Впрочем, хотя кружок произвел на меня колоссальное впечатление, поначалу я по-прежнему не надеялся, что стану поэтом. Но стихи начал писать с каким-то невероятным упорством — как говорится, в школе и дома. Пробовал себя и в других жанрах, писал еще рассказы и пьесы — из революционной жизни, конечно (другой я еще не знал). Впрочем, и о шпионах тоже бывало — как в тринадцать лет обойти эту увлекательную и насущную тему! Написанное тащил на кружок, где оно неизменно обругивалось. Но это меня не останавливало — к следующему занятию кружка я снова что-нибудь приносил. И все повторялось. Но кое-что и менялось. Ведь обругивали меня с самых «высокопрофессиональных» позиций, какие только и могут быть у неофитов. Каждый, кто впервые хотя бы на отдалении сталкивается с литературными кругами или кружками, немедленно становится неофитом профессионализма, начинает горделиво понимать, «как это сделано». Это может быть и на пользу, если человеку есть что сказать и он долго на этом не задерживается. Или безвредно — если человек в юности побалуется, а потом бросит. Это ведь литературная грамота. Процесс овладения ею в чем-то сходен с процессом овладения просто грамотой. Сначала человек не умеет писать вообще, потом, научившись, пишет везде, где удается, и только в конце концов пишет, где надо. С той только разницей, что до этого последнего этапа литературной грамотности добираются немногие. Жалко тех, для кого это «как сделано» останется высшей и последней мудростью или лучшим воспоминанием, кто за этим так и не вспоминает о более элементарных вопросах — «что?» и «зачем?».
Но если на этом особенно не задерживаться, это необходимый этап. Мне тогда, во всяком случае, все это пошло на пользу. Рассуждения литкружковцев не могли быть особенно квалифицированны, то, что говорила Адочка (так мы называли между собой нашу руководительницу Ариадну Григорьевну), было вполне квалифицированно, но поначалу ее мыслей до конца по малограмотности еще не понимал я сам. Но все вместе это открыло мне одно: что все тут не так просто, как кажется случайному читателю, и что тут есть о чем думать. И этого оказалось достаточно. Развиваться в этом направлении я стал с этого времени очень быстро. Если в начале этого периода я не понимал, что поэма одного из моих друзей представляет собой подражание «Думе про Опанаса» Эдуарда Багрицкого (до этого я слышал однажды по радио «Смерть пионерки», но не задумался над тем, кто ее автор), то теперь я любил Багрицкого и оперировал этим именем вполне свободно. Очень высоко котировался в моих глазах Асеев. Как друг Маяковского и как поэт антимещанского пафоса.
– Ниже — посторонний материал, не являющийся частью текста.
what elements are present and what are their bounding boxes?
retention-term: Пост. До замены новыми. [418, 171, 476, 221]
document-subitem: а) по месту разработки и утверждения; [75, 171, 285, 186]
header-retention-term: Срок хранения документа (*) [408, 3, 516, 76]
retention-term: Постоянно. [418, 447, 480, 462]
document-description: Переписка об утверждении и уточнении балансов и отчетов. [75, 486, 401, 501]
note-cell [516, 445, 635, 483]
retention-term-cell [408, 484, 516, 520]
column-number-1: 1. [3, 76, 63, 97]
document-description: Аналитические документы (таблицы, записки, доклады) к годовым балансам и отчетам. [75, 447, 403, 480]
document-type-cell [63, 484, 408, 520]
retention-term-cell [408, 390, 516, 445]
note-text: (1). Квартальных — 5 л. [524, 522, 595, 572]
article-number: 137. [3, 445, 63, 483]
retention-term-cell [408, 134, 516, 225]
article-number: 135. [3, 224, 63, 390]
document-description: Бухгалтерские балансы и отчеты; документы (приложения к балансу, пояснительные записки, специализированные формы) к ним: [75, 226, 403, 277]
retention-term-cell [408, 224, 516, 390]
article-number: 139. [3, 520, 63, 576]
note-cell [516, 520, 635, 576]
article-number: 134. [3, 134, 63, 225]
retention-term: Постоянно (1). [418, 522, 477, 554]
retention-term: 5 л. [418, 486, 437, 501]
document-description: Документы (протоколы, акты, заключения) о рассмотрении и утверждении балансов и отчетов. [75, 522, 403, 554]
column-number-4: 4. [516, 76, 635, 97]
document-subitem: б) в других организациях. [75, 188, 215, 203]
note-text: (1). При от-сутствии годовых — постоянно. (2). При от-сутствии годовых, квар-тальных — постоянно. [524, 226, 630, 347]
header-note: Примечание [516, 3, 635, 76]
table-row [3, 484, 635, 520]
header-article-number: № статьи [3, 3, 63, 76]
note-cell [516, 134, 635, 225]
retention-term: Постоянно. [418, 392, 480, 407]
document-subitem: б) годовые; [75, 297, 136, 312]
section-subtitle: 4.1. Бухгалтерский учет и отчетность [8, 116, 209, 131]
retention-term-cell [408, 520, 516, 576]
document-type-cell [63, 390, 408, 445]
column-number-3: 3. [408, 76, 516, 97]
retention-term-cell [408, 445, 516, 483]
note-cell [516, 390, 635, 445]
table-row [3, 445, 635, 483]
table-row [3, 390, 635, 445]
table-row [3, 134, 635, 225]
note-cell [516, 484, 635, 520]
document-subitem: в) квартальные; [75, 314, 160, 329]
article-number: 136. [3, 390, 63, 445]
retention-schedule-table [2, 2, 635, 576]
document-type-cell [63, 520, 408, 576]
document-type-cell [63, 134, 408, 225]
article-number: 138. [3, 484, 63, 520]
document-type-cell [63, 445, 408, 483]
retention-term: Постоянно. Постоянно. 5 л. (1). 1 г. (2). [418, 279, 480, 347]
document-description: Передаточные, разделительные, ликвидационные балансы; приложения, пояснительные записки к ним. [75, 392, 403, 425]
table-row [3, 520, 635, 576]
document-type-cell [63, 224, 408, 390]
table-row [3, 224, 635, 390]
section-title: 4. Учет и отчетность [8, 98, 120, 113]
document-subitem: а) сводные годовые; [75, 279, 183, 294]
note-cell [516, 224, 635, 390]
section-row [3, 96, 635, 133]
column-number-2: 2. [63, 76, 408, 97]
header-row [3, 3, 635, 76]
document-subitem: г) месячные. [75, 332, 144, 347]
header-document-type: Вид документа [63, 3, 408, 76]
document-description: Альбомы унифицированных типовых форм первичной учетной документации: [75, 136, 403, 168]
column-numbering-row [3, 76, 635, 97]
Импонировала сама его формула приятия революции: «Да здравствует революция, прогнавшая власть стариков!» Впрочем, в те времена эти стихи Асеева, хотя сам он тогда был не только в славе, но и в чести, уже не печатались.
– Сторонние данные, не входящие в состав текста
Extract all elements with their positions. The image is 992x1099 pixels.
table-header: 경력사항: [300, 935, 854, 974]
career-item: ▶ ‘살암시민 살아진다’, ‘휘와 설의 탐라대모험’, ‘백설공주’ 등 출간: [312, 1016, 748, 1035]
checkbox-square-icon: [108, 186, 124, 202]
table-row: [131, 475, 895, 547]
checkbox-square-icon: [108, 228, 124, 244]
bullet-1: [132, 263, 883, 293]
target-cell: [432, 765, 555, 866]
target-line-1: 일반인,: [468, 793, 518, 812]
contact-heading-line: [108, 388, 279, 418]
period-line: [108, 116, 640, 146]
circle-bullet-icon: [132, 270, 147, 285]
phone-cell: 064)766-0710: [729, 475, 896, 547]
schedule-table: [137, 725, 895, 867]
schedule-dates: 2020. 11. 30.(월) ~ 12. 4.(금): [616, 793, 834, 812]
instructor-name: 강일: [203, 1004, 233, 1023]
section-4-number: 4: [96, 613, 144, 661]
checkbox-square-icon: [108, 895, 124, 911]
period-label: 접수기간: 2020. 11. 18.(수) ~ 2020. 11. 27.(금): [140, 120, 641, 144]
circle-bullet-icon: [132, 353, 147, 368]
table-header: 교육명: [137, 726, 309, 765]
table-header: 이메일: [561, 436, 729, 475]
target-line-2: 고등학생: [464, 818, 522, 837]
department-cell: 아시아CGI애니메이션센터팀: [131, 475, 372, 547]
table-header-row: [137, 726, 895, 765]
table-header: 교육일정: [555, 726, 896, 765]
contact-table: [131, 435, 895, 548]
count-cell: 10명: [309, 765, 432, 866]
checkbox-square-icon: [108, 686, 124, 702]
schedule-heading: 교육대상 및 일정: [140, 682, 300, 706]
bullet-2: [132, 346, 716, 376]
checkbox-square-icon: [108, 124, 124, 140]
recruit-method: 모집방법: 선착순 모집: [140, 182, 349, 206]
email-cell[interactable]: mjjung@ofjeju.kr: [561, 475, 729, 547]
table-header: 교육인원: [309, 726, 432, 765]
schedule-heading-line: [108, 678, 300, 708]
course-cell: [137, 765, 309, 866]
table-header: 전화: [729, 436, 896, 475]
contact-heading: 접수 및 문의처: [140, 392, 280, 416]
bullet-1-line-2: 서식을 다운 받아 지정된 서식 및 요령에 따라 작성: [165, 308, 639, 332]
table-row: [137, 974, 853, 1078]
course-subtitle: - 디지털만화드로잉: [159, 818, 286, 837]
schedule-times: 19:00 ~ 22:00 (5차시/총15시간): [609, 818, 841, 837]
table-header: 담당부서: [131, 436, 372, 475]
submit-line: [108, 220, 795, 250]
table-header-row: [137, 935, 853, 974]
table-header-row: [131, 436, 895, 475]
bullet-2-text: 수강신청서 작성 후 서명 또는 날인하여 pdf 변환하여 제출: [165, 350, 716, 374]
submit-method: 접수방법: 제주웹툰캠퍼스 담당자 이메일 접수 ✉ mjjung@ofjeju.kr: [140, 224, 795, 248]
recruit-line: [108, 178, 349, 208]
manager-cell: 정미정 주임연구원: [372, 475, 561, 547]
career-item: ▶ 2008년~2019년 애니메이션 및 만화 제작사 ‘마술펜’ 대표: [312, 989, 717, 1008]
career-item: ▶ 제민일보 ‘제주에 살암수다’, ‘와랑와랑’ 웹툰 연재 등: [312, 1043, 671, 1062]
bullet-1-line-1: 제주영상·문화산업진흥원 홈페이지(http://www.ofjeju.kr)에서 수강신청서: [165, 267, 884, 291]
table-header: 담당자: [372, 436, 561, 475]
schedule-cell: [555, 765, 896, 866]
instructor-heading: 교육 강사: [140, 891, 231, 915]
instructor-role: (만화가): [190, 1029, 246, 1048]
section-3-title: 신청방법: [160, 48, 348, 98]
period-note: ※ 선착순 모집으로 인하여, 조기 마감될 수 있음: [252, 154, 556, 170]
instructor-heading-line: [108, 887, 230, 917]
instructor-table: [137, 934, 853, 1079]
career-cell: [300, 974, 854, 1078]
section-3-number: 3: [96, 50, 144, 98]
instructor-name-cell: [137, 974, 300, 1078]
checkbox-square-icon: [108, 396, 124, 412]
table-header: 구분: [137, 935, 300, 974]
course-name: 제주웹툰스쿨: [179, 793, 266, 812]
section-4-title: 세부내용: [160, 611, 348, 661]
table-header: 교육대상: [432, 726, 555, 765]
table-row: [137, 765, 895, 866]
Была такая категория произведений 1920-х годов — они не преследовались, но, по возможности, и не печатались, а когда печатались (совсем их не печатать было нельзя — некоторые из них считались советской классикой), то искаженными, приглаженными, нафиксатуренными. В них не было никакой политической взрывчатости, но они просто не соответствовали эмоциональной атмосфере наступившей эпохи, напоминали отмененные времена, которые поэтому тем, кто их не знал, начинали казаться романтическими и чистыми. Отсюда и тяга к революционной, «попутнической» литературе 1920-х годов, к ее «настоящим» текстам.
В магазине, который уже здесь упоминался, я набрел не только на Асеева, но и на неизвестного мне тогда Александра Прокофьева. В шестидесятых среди ленинградской (не литературной, правда) интеллигенции о Прокофьеве как о поэте судили по его поведению в должности главы ленинградской писательской организации, поведению — что говорить! — очень непривлекательному, и поэтому считали чуть ли не бездарью, а он если уж чем точно не был, так это бездарью. Даже тогда, в момент наибольшего своего падения, когда он («секретарским» образом) печатал целые подборки невыразительных стихов, в них — пусть одно на десять — попадались стихи подлинные, первозданные. А когда я впервые прочел его предвоенный сборник, я просто был ошеломлен и поражен яркостью его стихов. Признаюсь сразу — Прокофьев никогда не относился к числу моих любимых поэтов. Его внутренний мир не требовал самоуглубленного лиризма, необходимого мне для полной самоидентификации с автором. Но он мне всегда нравился, всегда поражал и радовал меня каким-то лихим самоупоением самим процессом жизни, яркостью восприятия. Особенно в первый раз. К такому я не привык и такого не ждал. Это противоречило всем моим представлениям о поэзии. Но это было поэзией, в этом была сила поэзии. Я ее чувствовал, хоть не знал, почему это так.